Enfermos de calor, soportaron el peso de una conversación que se iba volviendo más y más morbosa. La camaradería laboral, pensó Santamarina, poco sabe de la inteligencia. Entonces le vino un cansancio. La cena aún no había sido servida y él ya estaba cansado. Todavía veía sobre las mesas los platos de loza con las facturas del té. Santamarina calculó el tiempo que restaba por delante antes de tener que bajar de nuevo a la redacción: por lo menos, cuarenta minutos. Y ahí el conflicto que lo tenía mortificado bajó su pegajosa estirpe sobre él. ¿Y si lo sacásemos intempestivamente del halo que cerca la escena? ¿Si le impidiésemos seguir golpeando los cubiertos contra el plato? ¿Si lo levantásemos por el cuello y lo golpeásemos contra los foquitos de las dicroicas como uno más de los insectos que mueren achicharrados creyendo ir en busca de una luz suprema? No podemos. Lo necesitamos. El egoísmo primitivo y obsceno de narrar, como base de las cofradías. Demos vuelta el planteo: ¿para qué requiere el señor fotógrafo Piaget al señor Hans y al joven Santamarina, jefe y subordinado, respectivamente?

¿Para qué?

—¿Les gusta Beethoven?—dijo Nilda Mucci.

—¿La Eroica? —preguntó Santamarina.

—Las sonatas.

—Mucho no conozco, yo… -—dijo Santamarina.

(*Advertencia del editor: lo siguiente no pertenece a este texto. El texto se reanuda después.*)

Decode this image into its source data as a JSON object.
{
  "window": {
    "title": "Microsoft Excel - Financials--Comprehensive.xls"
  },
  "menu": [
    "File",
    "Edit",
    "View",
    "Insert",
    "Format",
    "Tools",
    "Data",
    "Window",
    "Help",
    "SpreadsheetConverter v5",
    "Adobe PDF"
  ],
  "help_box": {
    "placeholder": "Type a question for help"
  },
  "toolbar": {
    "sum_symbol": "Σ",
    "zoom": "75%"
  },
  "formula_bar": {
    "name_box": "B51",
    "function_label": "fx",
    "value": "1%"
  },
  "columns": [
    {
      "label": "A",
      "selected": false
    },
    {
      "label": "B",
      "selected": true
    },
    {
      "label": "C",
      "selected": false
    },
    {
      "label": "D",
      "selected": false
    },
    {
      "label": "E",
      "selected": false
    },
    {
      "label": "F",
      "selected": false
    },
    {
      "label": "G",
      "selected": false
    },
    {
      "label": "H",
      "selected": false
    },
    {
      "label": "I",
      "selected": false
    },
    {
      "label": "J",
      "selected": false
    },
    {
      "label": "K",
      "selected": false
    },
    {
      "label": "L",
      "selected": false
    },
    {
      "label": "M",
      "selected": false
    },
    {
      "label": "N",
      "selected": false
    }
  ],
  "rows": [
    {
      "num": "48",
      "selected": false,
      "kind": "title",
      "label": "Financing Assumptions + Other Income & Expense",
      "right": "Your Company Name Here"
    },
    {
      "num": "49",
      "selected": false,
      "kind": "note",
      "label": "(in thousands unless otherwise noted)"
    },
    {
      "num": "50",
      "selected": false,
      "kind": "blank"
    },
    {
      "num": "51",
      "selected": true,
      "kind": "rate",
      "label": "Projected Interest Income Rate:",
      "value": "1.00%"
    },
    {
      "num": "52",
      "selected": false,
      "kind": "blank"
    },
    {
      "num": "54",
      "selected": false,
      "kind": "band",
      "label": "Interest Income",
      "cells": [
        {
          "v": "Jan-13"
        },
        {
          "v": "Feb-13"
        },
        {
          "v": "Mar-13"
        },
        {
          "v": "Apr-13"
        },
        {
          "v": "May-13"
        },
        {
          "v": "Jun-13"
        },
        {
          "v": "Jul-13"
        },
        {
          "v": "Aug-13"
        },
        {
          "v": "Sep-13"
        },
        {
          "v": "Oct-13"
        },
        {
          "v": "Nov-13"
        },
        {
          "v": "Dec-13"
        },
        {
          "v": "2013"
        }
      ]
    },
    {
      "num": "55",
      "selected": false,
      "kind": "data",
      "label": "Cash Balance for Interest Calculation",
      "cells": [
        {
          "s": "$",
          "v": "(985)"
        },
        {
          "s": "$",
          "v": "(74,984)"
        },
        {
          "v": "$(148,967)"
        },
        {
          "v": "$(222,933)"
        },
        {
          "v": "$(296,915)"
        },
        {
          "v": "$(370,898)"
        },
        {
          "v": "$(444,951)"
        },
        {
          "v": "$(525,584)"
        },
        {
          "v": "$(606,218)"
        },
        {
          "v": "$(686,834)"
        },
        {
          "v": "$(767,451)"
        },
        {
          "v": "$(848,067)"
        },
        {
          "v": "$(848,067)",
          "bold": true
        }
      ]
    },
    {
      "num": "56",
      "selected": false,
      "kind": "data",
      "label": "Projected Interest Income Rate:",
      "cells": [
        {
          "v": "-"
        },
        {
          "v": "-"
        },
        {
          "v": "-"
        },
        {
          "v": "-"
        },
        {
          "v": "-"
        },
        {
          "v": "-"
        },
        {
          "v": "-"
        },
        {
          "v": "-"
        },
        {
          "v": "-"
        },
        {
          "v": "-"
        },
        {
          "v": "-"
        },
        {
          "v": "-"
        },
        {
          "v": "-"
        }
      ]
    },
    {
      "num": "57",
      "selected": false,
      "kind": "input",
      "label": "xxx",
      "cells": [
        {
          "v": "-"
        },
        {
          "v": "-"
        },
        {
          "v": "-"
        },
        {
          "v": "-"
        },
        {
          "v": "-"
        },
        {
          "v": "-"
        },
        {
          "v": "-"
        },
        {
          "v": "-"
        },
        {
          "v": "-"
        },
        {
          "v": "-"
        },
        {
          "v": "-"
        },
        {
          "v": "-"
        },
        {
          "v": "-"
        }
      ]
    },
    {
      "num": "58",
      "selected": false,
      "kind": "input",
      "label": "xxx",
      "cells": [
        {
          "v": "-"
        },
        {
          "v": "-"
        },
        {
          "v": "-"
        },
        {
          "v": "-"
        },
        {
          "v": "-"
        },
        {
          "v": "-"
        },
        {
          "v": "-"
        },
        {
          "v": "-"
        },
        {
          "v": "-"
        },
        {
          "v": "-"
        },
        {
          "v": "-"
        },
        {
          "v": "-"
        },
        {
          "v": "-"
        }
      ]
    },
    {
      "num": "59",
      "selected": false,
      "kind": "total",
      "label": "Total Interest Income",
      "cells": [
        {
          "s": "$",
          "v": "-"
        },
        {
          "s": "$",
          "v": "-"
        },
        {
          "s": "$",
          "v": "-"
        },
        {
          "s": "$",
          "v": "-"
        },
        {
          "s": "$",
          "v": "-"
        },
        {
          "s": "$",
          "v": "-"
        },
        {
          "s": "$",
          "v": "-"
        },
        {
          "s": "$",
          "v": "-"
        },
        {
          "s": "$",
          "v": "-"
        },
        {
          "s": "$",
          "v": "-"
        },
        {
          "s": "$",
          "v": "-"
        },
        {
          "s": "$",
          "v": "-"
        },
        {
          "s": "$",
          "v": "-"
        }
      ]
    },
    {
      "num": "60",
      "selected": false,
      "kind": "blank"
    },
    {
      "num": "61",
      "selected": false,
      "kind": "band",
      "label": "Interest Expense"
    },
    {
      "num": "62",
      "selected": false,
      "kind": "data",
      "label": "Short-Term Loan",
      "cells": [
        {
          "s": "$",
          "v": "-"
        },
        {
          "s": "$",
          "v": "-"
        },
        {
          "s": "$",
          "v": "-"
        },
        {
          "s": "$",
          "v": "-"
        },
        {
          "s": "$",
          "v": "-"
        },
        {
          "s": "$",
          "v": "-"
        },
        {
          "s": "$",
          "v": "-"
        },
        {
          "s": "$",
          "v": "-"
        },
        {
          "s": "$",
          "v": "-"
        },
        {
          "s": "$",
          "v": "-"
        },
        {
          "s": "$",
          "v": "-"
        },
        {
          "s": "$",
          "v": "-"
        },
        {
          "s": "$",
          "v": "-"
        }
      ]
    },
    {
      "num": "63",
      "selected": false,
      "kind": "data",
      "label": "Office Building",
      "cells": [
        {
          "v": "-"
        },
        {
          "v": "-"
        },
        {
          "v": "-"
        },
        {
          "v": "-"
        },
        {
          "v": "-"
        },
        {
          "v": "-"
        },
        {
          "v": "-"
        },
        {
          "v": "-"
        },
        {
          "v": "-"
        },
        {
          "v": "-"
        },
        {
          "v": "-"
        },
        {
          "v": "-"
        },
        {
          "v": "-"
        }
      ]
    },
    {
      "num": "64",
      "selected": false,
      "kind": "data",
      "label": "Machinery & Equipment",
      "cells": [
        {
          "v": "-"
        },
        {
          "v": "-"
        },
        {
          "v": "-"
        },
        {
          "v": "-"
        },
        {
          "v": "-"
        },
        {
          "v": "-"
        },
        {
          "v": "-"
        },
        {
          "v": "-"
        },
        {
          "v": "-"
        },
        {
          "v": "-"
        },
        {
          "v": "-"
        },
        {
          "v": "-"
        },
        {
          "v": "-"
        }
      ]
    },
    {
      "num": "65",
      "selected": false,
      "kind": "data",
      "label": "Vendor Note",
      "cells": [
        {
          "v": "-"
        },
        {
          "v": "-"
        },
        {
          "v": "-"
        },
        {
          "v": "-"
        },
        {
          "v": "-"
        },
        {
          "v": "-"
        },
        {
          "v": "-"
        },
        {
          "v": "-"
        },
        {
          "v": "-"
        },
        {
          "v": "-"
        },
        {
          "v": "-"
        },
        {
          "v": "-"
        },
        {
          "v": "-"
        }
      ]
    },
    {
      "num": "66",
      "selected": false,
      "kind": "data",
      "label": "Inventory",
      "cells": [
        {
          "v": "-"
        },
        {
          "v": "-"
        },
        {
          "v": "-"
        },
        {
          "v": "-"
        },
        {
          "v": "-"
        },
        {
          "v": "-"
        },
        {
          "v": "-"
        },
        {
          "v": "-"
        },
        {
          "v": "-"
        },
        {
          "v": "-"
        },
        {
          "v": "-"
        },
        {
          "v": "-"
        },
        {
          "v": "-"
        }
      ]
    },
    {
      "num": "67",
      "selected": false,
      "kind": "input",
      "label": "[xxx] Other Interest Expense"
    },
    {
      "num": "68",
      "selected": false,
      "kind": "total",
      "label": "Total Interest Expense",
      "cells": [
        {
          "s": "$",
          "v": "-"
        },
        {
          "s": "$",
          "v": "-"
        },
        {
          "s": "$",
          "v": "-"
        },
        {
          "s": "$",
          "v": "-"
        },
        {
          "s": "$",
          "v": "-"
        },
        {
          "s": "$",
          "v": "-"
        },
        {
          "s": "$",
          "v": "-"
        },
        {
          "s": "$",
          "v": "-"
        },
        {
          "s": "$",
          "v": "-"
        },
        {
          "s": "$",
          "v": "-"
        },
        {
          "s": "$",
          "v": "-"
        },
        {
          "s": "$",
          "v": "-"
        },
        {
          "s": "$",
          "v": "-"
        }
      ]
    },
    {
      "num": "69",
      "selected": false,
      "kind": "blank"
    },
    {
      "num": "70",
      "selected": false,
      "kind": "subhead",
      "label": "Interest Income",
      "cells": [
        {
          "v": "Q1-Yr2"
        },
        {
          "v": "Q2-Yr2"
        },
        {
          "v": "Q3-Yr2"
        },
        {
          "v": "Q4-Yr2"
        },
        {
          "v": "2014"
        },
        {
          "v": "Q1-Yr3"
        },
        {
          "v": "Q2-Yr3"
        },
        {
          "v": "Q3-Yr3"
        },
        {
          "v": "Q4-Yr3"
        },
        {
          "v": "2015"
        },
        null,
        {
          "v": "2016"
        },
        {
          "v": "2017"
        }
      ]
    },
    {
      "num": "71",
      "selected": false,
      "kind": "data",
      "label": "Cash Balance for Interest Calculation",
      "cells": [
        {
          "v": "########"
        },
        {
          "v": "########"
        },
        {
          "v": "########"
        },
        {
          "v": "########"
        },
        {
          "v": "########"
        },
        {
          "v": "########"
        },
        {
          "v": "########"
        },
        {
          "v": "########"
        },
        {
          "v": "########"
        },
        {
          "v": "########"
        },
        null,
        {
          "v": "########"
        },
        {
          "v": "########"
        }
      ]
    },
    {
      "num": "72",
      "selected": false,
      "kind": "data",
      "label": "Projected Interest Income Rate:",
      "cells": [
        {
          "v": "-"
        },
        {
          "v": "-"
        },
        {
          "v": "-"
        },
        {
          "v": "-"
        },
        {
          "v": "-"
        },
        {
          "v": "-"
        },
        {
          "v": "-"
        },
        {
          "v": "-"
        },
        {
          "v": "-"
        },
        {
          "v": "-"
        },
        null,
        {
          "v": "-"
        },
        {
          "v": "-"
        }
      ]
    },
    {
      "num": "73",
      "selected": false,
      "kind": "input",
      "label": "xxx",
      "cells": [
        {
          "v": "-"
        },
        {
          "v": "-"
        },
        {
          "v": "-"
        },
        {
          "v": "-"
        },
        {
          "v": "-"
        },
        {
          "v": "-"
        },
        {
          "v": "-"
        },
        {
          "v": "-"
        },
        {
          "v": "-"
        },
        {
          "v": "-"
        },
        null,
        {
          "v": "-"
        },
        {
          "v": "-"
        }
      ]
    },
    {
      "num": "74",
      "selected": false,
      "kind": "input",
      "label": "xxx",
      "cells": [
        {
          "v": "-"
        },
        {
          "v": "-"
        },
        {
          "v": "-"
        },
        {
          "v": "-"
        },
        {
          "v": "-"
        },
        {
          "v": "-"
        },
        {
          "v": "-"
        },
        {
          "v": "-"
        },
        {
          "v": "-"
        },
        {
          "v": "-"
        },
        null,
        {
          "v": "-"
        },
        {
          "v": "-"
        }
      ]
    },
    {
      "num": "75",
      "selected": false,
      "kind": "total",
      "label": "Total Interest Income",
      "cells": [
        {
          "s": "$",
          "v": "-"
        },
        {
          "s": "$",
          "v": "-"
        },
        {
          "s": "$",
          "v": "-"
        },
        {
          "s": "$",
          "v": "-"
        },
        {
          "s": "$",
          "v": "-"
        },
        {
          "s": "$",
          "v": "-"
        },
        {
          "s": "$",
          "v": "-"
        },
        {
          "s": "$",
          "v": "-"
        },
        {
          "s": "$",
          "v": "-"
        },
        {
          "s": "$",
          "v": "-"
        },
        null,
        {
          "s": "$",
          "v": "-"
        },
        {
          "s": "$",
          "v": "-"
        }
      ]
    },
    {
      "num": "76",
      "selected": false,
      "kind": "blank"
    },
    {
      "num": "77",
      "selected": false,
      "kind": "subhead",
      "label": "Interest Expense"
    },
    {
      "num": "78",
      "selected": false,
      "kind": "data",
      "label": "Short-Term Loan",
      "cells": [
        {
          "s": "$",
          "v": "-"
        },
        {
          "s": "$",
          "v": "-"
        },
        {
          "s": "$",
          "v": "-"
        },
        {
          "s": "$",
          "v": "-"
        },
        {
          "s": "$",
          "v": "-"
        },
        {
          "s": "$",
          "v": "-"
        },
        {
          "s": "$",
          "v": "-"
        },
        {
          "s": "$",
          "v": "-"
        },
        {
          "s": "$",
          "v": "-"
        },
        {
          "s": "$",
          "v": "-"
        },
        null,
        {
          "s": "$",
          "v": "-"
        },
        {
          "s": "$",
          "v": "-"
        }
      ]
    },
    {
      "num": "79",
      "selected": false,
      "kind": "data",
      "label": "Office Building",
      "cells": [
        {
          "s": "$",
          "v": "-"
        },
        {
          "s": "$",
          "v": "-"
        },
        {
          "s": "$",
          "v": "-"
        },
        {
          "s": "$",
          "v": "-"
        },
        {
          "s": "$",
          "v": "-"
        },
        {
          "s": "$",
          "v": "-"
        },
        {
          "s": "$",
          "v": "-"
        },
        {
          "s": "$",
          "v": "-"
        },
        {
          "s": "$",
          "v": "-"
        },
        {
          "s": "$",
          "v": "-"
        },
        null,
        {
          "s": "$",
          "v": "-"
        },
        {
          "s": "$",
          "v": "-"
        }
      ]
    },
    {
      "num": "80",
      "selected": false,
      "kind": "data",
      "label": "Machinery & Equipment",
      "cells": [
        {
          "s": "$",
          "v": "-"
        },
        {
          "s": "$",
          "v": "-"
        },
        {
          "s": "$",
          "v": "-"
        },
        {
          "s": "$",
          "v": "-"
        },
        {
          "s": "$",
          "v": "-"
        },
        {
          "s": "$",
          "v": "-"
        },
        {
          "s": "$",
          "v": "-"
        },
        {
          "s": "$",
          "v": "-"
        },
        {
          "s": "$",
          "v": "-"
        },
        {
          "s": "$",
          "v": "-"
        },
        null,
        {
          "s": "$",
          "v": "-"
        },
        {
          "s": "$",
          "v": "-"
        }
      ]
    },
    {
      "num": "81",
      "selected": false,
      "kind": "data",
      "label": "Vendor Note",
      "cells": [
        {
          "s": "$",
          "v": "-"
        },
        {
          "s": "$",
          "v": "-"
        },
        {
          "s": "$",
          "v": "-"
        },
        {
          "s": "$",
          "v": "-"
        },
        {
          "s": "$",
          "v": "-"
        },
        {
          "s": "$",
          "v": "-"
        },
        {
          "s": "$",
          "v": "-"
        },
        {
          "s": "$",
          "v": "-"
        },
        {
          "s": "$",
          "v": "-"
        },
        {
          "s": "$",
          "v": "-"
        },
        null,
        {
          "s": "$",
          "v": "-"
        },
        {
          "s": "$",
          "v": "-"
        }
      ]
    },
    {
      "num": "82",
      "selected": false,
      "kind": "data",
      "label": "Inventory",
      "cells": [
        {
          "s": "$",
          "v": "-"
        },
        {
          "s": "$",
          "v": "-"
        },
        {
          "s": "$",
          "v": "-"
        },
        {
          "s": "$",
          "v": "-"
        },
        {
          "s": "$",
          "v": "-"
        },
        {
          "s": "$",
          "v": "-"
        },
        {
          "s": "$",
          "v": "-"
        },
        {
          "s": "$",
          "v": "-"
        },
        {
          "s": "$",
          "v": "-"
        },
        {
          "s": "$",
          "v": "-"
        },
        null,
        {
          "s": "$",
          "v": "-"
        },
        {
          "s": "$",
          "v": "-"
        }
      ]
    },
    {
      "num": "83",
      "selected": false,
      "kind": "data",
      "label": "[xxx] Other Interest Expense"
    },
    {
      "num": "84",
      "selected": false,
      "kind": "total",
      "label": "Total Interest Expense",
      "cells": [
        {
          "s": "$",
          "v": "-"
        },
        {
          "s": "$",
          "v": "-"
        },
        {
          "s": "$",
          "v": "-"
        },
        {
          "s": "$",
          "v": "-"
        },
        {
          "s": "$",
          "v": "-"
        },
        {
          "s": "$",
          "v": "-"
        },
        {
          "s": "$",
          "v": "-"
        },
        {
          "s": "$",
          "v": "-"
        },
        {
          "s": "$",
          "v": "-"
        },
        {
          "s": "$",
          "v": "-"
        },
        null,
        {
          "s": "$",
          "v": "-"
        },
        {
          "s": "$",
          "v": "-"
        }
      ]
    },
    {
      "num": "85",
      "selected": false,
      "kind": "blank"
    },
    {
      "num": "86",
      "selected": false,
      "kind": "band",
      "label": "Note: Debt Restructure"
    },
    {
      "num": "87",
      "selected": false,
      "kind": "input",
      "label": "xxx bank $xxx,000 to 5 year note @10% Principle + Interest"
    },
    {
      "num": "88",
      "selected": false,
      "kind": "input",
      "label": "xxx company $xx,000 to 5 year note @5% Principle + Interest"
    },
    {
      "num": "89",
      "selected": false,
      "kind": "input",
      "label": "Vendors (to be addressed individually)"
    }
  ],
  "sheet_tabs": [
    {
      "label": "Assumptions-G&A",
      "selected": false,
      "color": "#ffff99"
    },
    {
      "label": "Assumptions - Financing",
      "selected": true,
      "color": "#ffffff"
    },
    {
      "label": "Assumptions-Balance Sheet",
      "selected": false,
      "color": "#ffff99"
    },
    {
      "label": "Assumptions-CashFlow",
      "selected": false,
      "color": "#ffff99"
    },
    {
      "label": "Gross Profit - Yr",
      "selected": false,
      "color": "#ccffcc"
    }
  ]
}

—Pero andá, farolera, ¿qué vas a saber vos algo de las sonatas de Beethoven? ¿Qué sabés vos, a ver, qué sabés?

—La sonata en do menor opus III. Culminación del arte de la sonata, mi vida.

—Las únicas sonatas en do menor de Bethoven que conozco son la sonata para piano número 5 y la Patética…

—Y también está la 8 para piano, opus 13, mi vida. Pero no. No hablo de esas.

—¿Che, no será la 7? Do menor para piano y violín… —intervino Hans, que había sacado el abono del Colón.

Piaget se puso a tararear un sonido electrizante:

—Bum bum, wum wum, schrum schrum…—dijo y todos se quedaron callados.

Siguió cantando en falsete, sin dejar de masticar.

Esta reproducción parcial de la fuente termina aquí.